Hunyuan Hits the Leaderboard: Tencent’s Hunyuan‑Image‑3.0‑Instruct ranks #7 on LM Arena’s image‑edit board—see LM Arena — Image Edit Leaderboard—after a launch post: Tencent Hunyuan announces HunyuanImage 3.0‑Instruct. The model touts an 80B MoE, Native CoT, and MixGRPO for tighter intent alignment.
Creators emphasized edit controllability and multi‑image fusion, while evaluators asked for masking robustness, text fidelity, and artifact rates under compositional prompts. Teams plan to pit it against WAN 2.6 variants using the Arena’s standardized edit tasks.
4. Safety, Reliability, and Hallucination Hardening
Clamp the Chaos: Layer‑Native Safety: Layer‑Native Safety Clamping proposes learning activation‑space harm directions and clamping them to block jailbreaks, with a 10K‑pair dataset at Pacific‑Prime/safety_dataset (HF) and the paper on Zenodo. Authors argue in‑model clamping can’t be bypassed via prompt manipulation.
Red‑teamers liked the idea of activation‑level controls versus brittle prompt filters, but pressed for tests against tool‑use and multi‑turn attacks. Expect follow‑ups measuring side effects on helpfulness, coding accuracy, and false positives under adversarial prompting.

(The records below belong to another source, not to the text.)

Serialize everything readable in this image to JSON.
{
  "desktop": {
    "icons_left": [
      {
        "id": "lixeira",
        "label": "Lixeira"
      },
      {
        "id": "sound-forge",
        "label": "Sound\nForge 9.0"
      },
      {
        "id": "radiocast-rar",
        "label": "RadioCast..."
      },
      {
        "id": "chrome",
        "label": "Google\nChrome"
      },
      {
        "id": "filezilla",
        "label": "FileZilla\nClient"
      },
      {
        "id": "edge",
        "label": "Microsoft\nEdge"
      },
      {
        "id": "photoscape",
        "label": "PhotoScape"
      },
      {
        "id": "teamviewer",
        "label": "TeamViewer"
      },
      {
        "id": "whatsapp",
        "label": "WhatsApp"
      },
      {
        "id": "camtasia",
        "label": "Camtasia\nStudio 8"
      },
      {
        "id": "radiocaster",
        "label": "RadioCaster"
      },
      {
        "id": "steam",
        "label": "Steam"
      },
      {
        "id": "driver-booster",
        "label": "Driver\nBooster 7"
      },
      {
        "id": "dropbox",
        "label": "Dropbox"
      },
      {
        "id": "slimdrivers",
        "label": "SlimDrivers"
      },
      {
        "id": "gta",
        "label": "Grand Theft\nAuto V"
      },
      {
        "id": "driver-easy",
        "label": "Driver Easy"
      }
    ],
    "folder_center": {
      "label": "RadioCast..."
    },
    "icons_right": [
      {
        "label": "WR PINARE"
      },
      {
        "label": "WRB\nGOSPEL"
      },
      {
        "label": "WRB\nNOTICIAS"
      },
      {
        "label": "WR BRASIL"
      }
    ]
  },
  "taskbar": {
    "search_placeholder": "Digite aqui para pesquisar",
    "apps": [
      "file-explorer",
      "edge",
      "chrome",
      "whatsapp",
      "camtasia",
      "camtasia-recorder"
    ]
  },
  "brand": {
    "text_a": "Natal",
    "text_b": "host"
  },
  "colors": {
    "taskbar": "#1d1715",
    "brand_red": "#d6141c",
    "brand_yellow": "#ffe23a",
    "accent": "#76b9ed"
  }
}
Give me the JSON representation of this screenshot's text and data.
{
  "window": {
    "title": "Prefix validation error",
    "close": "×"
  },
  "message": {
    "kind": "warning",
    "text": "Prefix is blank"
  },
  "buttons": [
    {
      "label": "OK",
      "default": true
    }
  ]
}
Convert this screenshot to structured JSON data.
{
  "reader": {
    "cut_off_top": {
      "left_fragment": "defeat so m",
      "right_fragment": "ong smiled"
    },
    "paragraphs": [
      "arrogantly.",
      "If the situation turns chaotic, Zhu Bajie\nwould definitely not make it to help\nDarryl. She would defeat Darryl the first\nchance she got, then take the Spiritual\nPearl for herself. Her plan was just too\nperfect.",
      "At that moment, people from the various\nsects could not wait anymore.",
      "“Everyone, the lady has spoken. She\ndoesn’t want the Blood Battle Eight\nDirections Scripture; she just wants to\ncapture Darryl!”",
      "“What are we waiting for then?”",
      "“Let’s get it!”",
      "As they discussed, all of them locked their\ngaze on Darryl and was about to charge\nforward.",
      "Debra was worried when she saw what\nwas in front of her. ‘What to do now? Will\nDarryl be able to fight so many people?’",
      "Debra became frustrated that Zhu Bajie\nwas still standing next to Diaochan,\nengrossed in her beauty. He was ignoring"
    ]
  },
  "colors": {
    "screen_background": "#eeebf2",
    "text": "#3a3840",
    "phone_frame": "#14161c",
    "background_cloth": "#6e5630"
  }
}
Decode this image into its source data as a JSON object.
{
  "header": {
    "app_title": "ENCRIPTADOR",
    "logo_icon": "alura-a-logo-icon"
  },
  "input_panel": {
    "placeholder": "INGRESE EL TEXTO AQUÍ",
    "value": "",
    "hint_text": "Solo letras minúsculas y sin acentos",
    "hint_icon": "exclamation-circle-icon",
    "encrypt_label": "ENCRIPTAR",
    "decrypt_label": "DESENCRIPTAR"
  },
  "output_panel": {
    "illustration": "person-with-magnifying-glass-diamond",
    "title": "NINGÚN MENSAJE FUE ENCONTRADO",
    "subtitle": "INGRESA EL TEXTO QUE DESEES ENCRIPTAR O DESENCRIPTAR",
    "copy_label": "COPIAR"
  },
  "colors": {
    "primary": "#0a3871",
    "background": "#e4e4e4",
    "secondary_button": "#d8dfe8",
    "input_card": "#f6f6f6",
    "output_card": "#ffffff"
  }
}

Symbolic Sanity Checks Stop Slip‑Ups: Hybrid approaches check logical consistency for math/code/simple facts, as shown in Consistency Checking for LLMs (arXiv:2409.13724), while broader consistency remains tough per Scaling Consistency Beyond Formal Domains (arXiv:2507.10624). Eleuther discussions framed this as practical hallucination reduction via symbolic/deductive layers.
Builders reported wins when pairing symbolic checkers with tool‑augmented prompts, cautioning that coverage gaps appear outside formal domains. The consensus: start with code/math guardrails, then expand to factual QA with curated KBs and provenance scoring.
5. Agent Tooling and Reasoning Workflows Mature
Levante Leads with MCP‑Native Workspace: Levante launched an open‑source MCP‑native AI workspace for local models (e.g., Ollama) with a modular UI—download at Levante. Engineers highlighted easier tool wiring, local privacy, and composable panes for rapid agent iteration.
Early users framed it as a practical hub for tool‑calling and filesystem ops without cloud dependence. Teams plan to benchmark context bloat and tool discoverability patterns versus conventional agent shells.
RLM Riffs: AsyncReview + Skills Pack: AsyncFuncAI open‑sourced AsyncReview, a DSPy RLM code‑review agent at AsyncReview (GitHub), and a skills kit landed on npm as @unravel‑tech/rlm‑skills. This pairs reasoning‑first prompting with drop‑in skills to extend models.
Contributors reported smoother trace inspection and optimizer‑guided prompt tuning for multi‑step modules. One practitioner noted that rejecting premature answers in the metric is key for reliable RLM fine‑tuning.
Agents Auto‑Assemble a Browser Engine: FastRender—a browser rendering engine—was built using 2,000 AI coding agents, documented by Simon Willison in FastRender: built by 2,000 agents. The project demonstrates task decomposition, verification, and orchestration at non‑trivial software scale.
Engineers debated handoff granularity and spec‑to‑test loops needed to keep multi‑agent pipelines from drifting. The case study strengthens the argument that agentic coding can target complex infra when coupled with strict eval harnesses and artifact gating.